An Unacceptable Helplessness
One opens The New York Times on a daily basis to read the most recent article about the preparations for war that are taking place in the United States. Another battalion, one more set of aircraft carriers and cruisers, an ever-increasing number of aircraft, new contingents of officers are being moved to the Persian Gulf area. 62,000 more soldiers were transferred to the Gulf last weekend. An enormous, deliberately intimidating force is being built up by America overseas, while inside the country, economic and social bad news multiply with a joint relentlessness. The huge capitalist machine seems to be faltering, even as it grinds down the vast majority of citizens. Nonetheless, George Bush proposes another large tax cut for the one per cent of the population that is comparatively rich. The public education system is in a major crisis, and health insurance for 50 million Americans simply does not exist. Israel asks for 15 billion dollars in additional loan guarantees and military aid. And the unemployment rates in the US mount inexorably, as more jobs are lost every day.
Nevertheless, preparations for an unimaginably costly war continue and continue without either public approval or dramatically noticeable disapproval. A generalised indifference (which may conceal great over-all fear, ignorance and apprehension) has greeted the administration's war- mongering and its strangely ineffective response to the challenge forced on it recently by North Korea. In the case of Iraq, with no weapons of mass destruction to speak of, the US plans a war; in the case of North Korea, it offers that country economic and energy aid. What a humiliating difference between contempt for the Arabs and respect for North Korea, an equally grim, and cruel dictatorship.
In the Arab and Muslim worlds, the situation appears more peculiar. For almost a year American politicians, regional experts, administration officials, journalists have repeated the charges that have become standard fare so far as Islam and the Arabs are concerned. Most of this chorus pre- dates 11 September, as I have shown in my books Orientalism and Covering Islam. To today's practically unanimous chorus has been added the authority of the United Nation's Human Development Report on the Arab world which certified that Arabs dramatically lag behind the rest of the world in democracy, knowledge, and women's rights. Everyone says (with some justification, of course) that Islam needs reform and that the Arab educational system is a disaster, in effect, a school for religious fanatics and suicide bombers funded not just by crazy imams and their wealthy followers (like Osama Bin Laden) but also by governments who are supposed allies of the United States. The only "good" Arabs are those who appear in the media decrying modern Arab culture and society without reservation. I recall the lifeless cadences of their sentences for, with nothing positive to say about themselves or their people and language, they simply regurgitate the tired American formulas already flooding the airwaves and pages of print. We lack democracy, they say, we haven't challenged Islam enough, we need to do more about driving away the specter of Arab nationalism and the credo of Arab unity. That is all discredited, ideological rubbish. Only what we, and our American instructors, say about the Arabs and Islam -- vague re- cycled Orientalist clichés of the kind repeated by a tireless mediocrity like Bernard Lewis -- is true. The rest isn't realistic or pragmatic enough. "We" need to join modernity, modernity in effect being Western, globalised, free- marketed, democratic -- whatever those words might be taken to mean. (If I had the time, there would be an essay to be written about the prose style of people like Ajami, Gerges, Makiya, Talhami, Fandy et. al., academics whose very language reeks of subservience, inauthenticity and a hopelessly stilted mimicry that has been thrust upon them).

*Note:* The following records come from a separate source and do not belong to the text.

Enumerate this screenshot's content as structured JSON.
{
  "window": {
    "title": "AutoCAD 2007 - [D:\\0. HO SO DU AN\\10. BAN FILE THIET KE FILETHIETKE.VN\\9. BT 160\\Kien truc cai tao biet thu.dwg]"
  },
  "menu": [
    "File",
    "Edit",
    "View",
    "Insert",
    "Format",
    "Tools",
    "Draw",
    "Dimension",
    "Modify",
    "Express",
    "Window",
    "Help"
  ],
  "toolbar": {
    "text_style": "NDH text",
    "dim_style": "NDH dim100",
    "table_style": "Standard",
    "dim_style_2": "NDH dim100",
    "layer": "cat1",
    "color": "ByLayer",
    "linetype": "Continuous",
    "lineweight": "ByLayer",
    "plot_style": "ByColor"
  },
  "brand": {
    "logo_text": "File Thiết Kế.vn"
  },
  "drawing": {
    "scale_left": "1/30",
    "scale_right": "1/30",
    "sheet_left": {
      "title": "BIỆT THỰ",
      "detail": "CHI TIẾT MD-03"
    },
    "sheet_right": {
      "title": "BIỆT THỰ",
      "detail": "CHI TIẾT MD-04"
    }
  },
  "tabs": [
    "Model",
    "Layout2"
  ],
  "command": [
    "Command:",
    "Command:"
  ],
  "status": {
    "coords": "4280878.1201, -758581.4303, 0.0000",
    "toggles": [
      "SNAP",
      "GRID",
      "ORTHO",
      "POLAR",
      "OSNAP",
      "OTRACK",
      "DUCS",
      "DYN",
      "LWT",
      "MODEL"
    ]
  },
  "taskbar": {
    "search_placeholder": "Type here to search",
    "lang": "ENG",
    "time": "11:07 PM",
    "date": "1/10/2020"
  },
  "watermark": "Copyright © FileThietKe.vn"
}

The clash of civilisations that George Bush and his minions are trying to fabricate as a cover for a preemptive oil and hegemony war against Iraq is supposed to result in a triumph of democratic nation-building, regime change and forcible modernisation à l'américaine. Never mind the bombs and the ravages of the sanctions which are unmentioned. This will be a purifying war whose goal is to throw out Saddam and his men and replace them with a re-drawn map of the whole region. New Sykes Picot. New Balfour. New Wilsonian 14 points. New world altogether. Iraqis, we are told by the Iraqi dissidents, will welcome their liberation, and perhaps forget entirely about their past sufferings. Perhaps.
Meanwhile, the soul-and-body destroying situation in Palestine worsens all the time. There seems no force capable of stopping Sharon and Mofaz, who bellow their defiance to the whole world. We forbid, we punish, we ban, we break, we destroy. The torrent of unbroken violence against an entire people continues. As I write these lines, I am sent an announcement that the entire village of Al-Daba' in the Qalqilya area of the West Bank is about to be wiped out by 60- ton American-made Israeli bulldozers: 250 Palestinians will lose their 42 houses, 700 dunums of agricultural land, a mosque, and an elementary school for 132 children. The United Nations stands by, looking on as its resolutions are flouted on an hourly basis. Typically, alas, George Bush identifies with Sharon, not with the 16-year-old Palestinian kid who is used as a human shield by Israeli soldiers.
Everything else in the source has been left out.